CUSIP NO. 87261Y 106 13D Page 4 of 5

 

The Reporting Person is a party to the Amended and Restated Registration Rights Agreement, dated as of September 9, 2021, by and among the Issuer, Sustainable Opportunities Holdings LLC (the “Sponsor”), certain holders of the Sponsor and certain holders of DeepGreen (the “DeepGreen Securityholders”) (the “Registration Rights Agreement”), pursuant to which, among other things, the initial shareholders and the DeepGreen Securityholders (a) agreed not to effect any sale or distribution of certain securities of TMC held by them during the lock-up periods described therein and (b) were granted certain customary registration rights, including demand, piggy-back and shelf registration rights.
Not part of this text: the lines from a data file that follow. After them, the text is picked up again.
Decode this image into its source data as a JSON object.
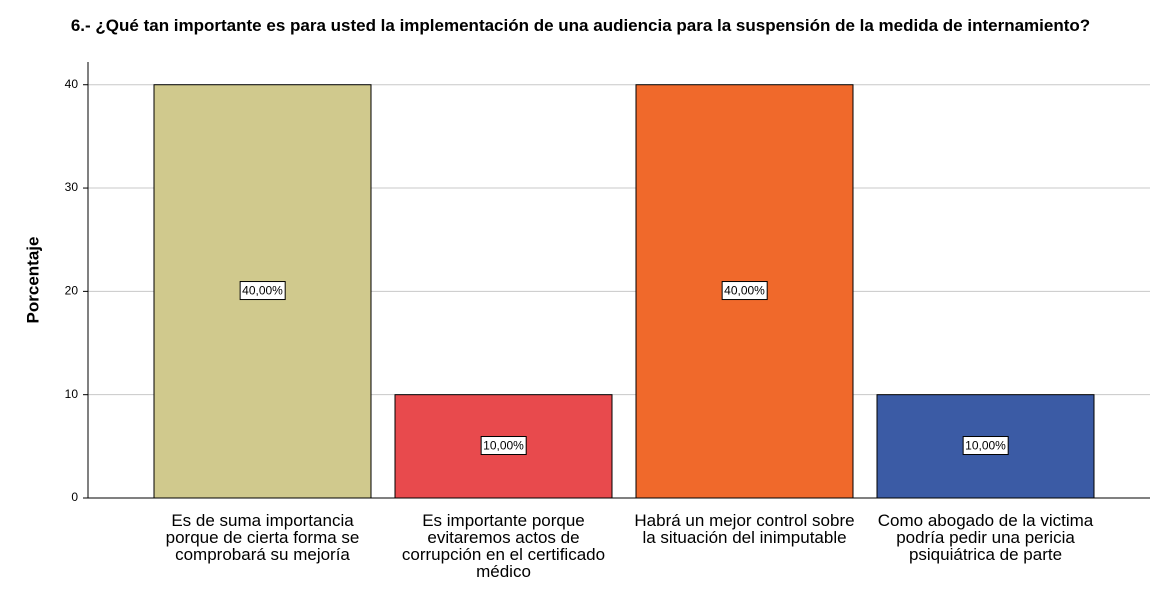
{
  "chart_data": {
    "type": "bar",
    "title": "6.- ¿Qué tan importante es para usted la implementación de una audiencia para la suspensión de la medida de internamiento?",
    "y_label": "Porcentaje",
    "categories": [
      "Es de suma importancia porque de cierta forma se comprobará su mejoría",
      "Es importante porque evitaremos actos de corrupción en el certificado médico",
      "Habrá un mejor control sobre la situación del inimputable",
      "Como abogado de la victima podría pedir una pericia psiquiátrica de parte"
    ],
    "values": [
      40,
      10,
      40,
      10
    ],
    "value_labels": [
      "40,00%",
      "10,00%",
      "40,00%",
      "10,00%"
    ],
    "colors": [
      "#d0c98d",
      "#e84a4d",
      "#f0692b",
      "#3b5ba5"
    ],
    "ylim": [
      0,
      42.2
    ],
    "yticks": [
      0,
      10,
      20,
      30,
      40
    ],
    "grid": true
  }
}
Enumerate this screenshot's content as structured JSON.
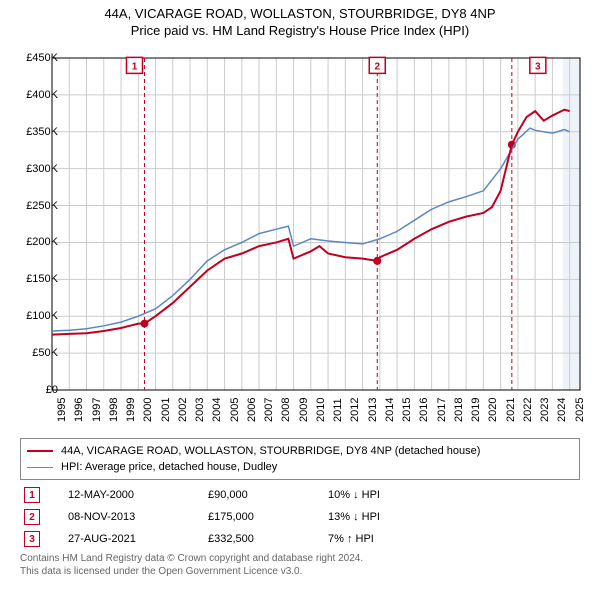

Notably, certain shares held by the initial holders shall not be offered, sold, pledged or distributed for periods of six months or twelve months, as applicable, and certain shares held by the DeepGreen Securityholders shall not be offered, sold, pledged or distributed for periods of six months or two years, as applicable, subject to the exceptions described in the Registration Rights Agreement. The Registration Rights Agreement also provides that TMC will pay certain expenses relating to such registrations and indemnify the registration rights holders against (or make contributions in respect of) certain liabilities.

 

Except as described herein, there are no contracts, arrangements, understandings or relationships (legal or otherwise) among the person named in Item 2 above or between such person and any other person with respect to any securities of the Issuer.

 

 

SCHEDULE 13D

CUSIP NO. 87261Y 106 13D Page 5 of 5

 

SIGNATURE

 

After reasonable inquiry and to the best of the undersigned’s knowledge and belief, the undersigned hereby certifies that the information set forth in this statement is true, complete and correct.